Sahabatku
tatisuherman89@gmail.com SAHABATKU
Peristiwa ini terjadi sejak kami sekeluarga pindah ke rumah kontrakan. Awalnya aku senang karena tetangga disini semuanya baik dan seperti keluarga sendiri. Entah itu anak kecil, abg, tua aku mengganggap mereka semua keluarga dekatku. Aku pun selalu berbagi masakkan pada mereka. Aku termasuk pribadi yang peduli terhadap sesama dan selalu cepat percaya pada orang walaupun itu baru kukenal.
Suatu hari tetenggaku yang seumur dengan ku sebut saja Ita namanya. Dia memang baik padaku. Dia datang ke rumahku dan bercerita bahwa dia dan suaminya ingin buka usaha hendak meminjam modal padaku 25 juta, tapi aku bilang aku tidak punya uang. Tapi aku menyarankannya untuk meminjam pada Bank BRI karena menurutku suku bunga rendah dan kebetulan aku nasabah bank itu dan kenal baik dengan staf-stafnya.

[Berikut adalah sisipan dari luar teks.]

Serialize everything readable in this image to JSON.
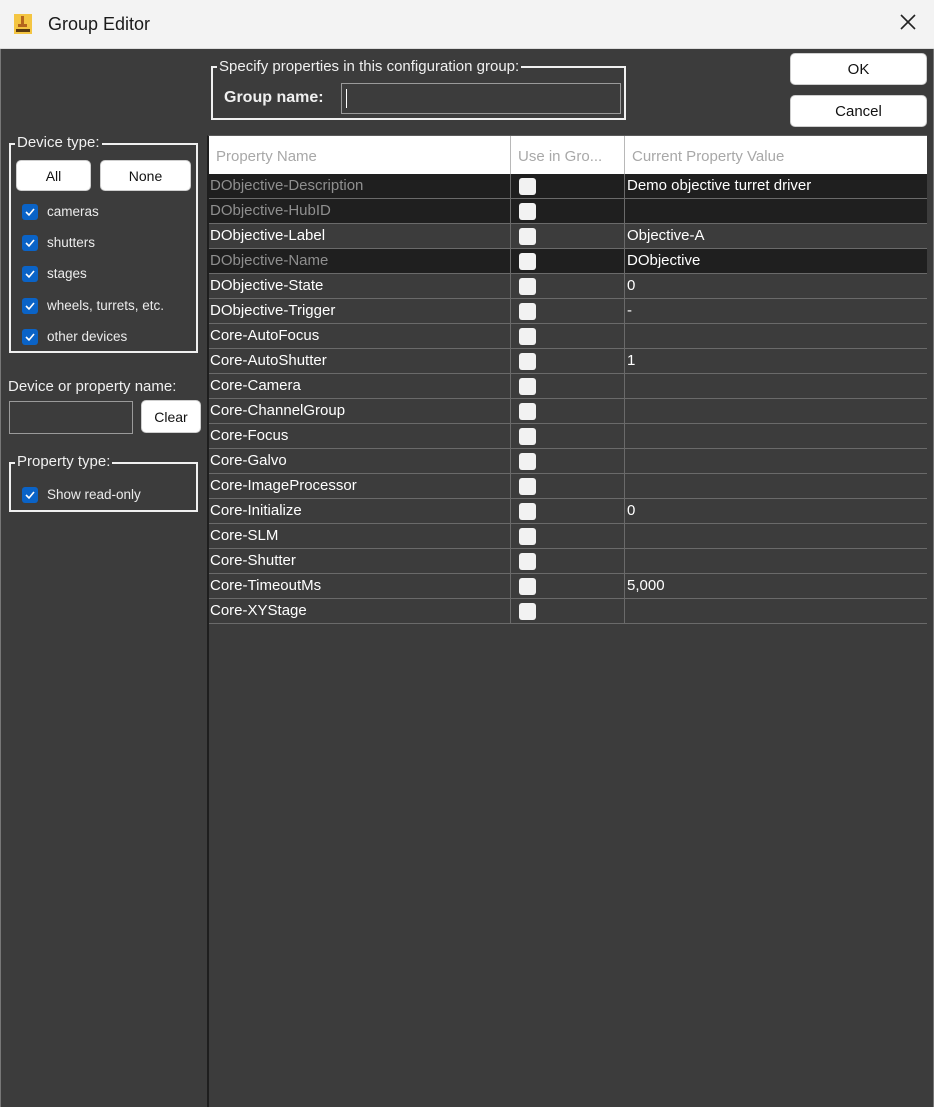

Dan dia pun menerima saranku. Dan seminggu kemudian dia datang kembali bersama mertua nya dengan membawa sertivikat rumah mertuanya yang di Bogor. Mertua nya pun meminta bantuan padaku agar aku mengantarkan menantunya itu. Dan setelah menyesuaikan jadwal kegiatan kami pun mengunjungi Bank tersebut. Tapi setelah dicek ternyata tidak bisa mengajukan pinjaman di Jakarta dikarenakan agunan ada di Bogor bukan di Jakarta. Tapi petugas bank itu memberikan pengarahan agar mengajukan didaerah sekitar sertivikat itu.
Tapi sayangnya usaha temanku itu berada diJakarta, hingga temanku mengusulkan pakai sertivikat rumah orangtuaku saja yang kebetulan ada di Jakarta. Dan akhirnya akupun menyetujui tanpa sepengetahuan orangtua ku. Entah setn apa yang merasuki ku aku pun dengan lancangnya memalsukan tanda tangan orangtuaku dan itupun tanpa sepengetahuan suamiku.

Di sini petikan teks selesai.